Ce n'est pas tout. Là où la délibération pourrait

pas être nécessaire dès l'abord, elle peut le devenir à la suite de l'action même. L'agent peut s'être trompé, l'agent peut avoir pris le parti le moins utile, ou bien il peut avoir, en agissant, nui à quelqu'un. Il peut s'être trompé; est-ce à dire qu'il ne réparera pas sa propre erreur s'il la reconnaît? Non. Est-ce à dire que, s'il peut faire quelque chose de plus utile au pays que ce qu'il a fait jusque-là, il ne le fera pas? Non. On peut donc s'adresser à luimême. Il a alors besoin de délibération pour savoir s'il s'est trompé ou non. Il peut avoir pris le parti le moins utile, il peut avoir porté préjudice à autrui, il peut avoir porté atteinte au droit d'autrui.

Et ici vient une distinction capitale de deux choses l'une, la puissance exécutive, l'administration générale de l'État, sous peine de ne pas être un pouvoir dans l'État, doit avoir dans ses attributions, avec les garanties de la loi constitutionnelle, son action propre, son droit propre, son indépendance de pouvoir exécutif et administratif. Nous avons déjà expliqué comment les divers pouvoirs de l'État forment sans doute un seul tout et agissent indirectement les uns sur les autres, mais ont chacun son droit et sa limite; supprimez les droits propres d'un des pouvoirs de l'État, le pouvoir n'existe plus, le système est complétement bouleversé. Ainsi quand il s'agit de faits qui sont dans la nature des faits d'administration,

vous ne pouvez pas admettre un autre pouvoir intervenant comme juge suprême de la question. Le jour où il interviendrait comme juge suprême de la question, c'est lui qui serait administrateur; si vous lui donnez le pouvoir de décider d'une manière absolue que tel ministre, dans une chose de sa compétenc2, doit agir de telle manière et non de telle autre, c'est lui qui est le ministre.

Il y a donc des faits pour lesquels, quand il y a erreur, c'est à l'autorité même qu'il faut s'adresser. Mais ce n'est pas à dire pour cela qu'il faille tout livrer à son caprice. On peut les soumettre à des règles d'examen; et puis reste toujours la grande garantie de la responsabilité ministérielle dont je parlerai plus tard. Ici la loi peut dire : Vous vous croyez lésé par tel arrêté ministériel, voyons. Est-ce matière sur laquelle on puisse donner compétence au pouvoir judiciaire, elle sera renvoyée au pouvoir judiciaire.
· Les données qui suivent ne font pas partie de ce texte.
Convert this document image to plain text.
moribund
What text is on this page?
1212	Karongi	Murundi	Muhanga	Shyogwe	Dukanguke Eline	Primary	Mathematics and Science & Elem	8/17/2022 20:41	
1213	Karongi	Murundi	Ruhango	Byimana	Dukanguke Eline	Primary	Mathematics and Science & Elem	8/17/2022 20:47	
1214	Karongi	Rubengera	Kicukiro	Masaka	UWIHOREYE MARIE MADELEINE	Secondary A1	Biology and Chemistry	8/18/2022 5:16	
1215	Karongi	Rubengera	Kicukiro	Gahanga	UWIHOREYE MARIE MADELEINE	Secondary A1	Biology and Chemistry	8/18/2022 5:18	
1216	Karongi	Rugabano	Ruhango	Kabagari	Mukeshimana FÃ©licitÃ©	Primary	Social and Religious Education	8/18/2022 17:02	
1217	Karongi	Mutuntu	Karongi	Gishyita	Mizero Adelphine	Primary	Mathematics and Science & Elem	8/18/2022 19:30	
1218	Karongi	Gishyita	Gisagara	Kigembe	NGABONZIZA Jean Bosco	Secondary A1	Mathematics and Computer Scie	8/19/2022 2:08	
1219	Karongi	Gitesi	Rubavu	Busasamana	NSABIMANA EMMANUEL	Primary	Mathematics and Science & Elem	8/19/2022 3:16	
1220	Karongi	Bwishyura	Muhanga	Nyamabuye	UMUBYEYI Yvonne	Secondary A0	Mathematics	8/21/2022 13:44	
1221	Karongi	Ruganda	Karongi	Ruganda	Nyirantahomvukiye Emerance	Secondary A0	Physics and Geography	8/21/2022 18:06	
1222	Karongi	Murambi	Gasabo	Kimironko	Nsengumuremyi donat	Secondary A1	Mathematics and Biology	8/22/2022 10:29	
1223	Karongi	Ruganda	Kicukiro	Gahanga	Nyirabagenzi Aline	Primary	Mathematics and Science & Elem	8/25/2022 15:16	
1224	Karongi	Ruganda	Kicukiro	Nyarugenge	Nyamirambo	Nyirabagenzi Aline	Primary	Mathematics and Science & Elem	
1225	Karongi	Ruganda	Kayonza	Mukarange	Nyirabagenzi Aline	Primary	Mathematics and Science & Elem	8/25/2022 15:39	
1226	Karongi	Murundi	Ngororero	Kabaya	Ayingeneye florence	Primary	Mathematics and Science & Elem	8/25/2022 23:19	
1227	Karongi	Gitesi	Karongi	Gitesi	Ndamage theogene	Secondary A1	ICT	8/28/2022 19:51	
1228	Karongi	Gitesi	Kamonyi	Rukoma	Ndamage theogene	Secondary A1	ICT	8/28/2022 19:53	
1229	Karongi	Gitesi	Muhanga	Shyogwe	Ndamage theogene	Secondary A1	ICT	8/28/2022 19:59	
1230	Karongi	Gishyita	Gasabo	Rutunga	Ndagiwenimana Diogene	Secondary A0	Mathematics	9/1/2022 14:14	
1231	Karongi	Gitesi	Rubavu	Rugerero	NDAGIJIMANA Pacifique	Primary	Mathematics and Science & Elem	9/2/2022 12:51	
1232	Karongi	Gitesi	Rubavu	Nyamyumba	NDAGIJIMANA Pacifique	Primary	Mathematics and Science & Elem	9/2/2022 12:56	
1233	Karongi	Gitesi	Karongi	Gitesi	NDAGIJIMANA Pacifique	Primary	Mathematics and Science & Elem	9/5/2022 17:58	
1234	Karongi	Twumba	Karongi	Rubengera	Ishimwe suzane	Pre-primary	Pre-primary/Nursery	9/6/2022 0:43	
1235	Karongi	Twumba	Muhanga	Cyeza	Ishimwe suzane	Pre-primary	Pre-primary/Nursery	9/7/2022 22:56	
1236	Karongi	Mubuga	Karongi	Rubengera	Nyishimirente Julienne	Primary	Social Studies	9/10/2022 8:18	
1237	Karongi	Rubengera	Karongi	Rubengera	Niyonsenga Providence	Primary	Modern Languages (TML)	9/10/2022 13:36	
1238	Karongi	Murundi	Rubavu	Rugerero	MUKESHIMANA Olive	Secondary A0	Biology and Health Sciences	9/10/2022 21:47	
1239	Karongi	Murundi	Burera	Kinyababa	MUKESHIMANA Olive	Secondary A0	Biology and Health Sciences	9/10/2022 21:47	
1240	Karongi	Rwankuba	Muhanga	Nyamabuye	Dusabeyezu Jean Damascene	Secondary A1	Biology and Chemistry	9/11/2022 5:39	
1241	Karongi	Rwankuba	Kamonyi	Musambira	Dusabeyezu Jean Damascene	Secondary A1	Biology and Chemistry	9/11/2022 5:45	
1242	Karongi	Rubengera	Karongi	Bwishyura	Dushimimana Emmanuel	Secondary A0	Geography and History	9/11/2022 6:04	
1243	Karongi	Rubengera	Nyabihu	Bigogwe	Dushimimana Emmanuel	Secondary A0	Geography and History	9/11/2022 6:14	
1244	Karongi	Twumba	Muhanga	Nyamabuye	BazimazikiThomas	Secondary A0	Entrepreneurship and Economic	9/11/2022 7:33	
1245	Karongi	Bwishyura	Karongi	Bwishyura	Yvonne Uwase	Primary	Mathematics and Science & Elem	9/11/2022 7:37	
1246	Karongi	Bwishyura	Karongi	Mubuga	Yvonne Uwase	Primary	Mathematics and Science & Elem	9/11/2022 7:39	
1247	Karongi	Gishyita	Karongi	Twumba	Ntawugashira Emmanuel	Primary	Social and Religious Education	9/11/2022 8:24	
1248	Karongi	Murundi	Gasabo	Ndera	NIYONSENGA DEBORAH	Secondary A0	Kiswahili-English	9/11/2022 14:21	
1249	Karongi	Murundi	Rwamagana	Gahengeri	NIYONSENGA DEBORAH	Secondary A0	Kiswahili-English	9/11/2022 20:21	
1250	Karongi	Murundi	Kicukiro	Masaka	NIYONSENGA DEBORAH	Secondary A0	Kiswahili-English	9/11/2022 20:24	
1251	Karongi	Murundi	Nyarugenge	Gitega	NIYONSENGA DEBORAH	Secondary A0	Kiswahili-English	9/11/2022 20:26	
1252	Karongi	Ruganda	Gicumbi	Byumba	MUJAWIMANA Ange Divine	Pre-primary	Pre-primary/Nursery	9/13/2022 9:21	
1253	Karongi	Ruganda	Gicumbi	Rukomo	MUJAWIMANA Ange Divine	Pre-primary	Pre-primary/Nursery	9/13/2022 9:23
Est-ce matière pour laquelle on ne peut donner compétence au pouvoir judiciaire, examinons encore, il peut y avoir recours à l'autorité même, ou bien la chose peut être soumise à l'autorité d'autres personnes. Il y a donc différentes espèces de délibération dans l'action même du pouvoir exécutif et administratif, une délibération préalable pour laquelle l'agent peut s'éclairer des lumières d'autrui, et puis une délibération post-factum propre ou avec le concours d'autres personnes, mais toujours dans les limites de l'administration. Si vous sortez des limites de l'administration, alors renvoyez cela au pouvoir judiciaire.

Il y a un corps où se rencontrent la délibération préalable, la délibération post-factum et la délibération judiciaire. Mais il ne faut pas croire que, parce que le même corps exerce les trois pouvoirs, ce soit la même chose.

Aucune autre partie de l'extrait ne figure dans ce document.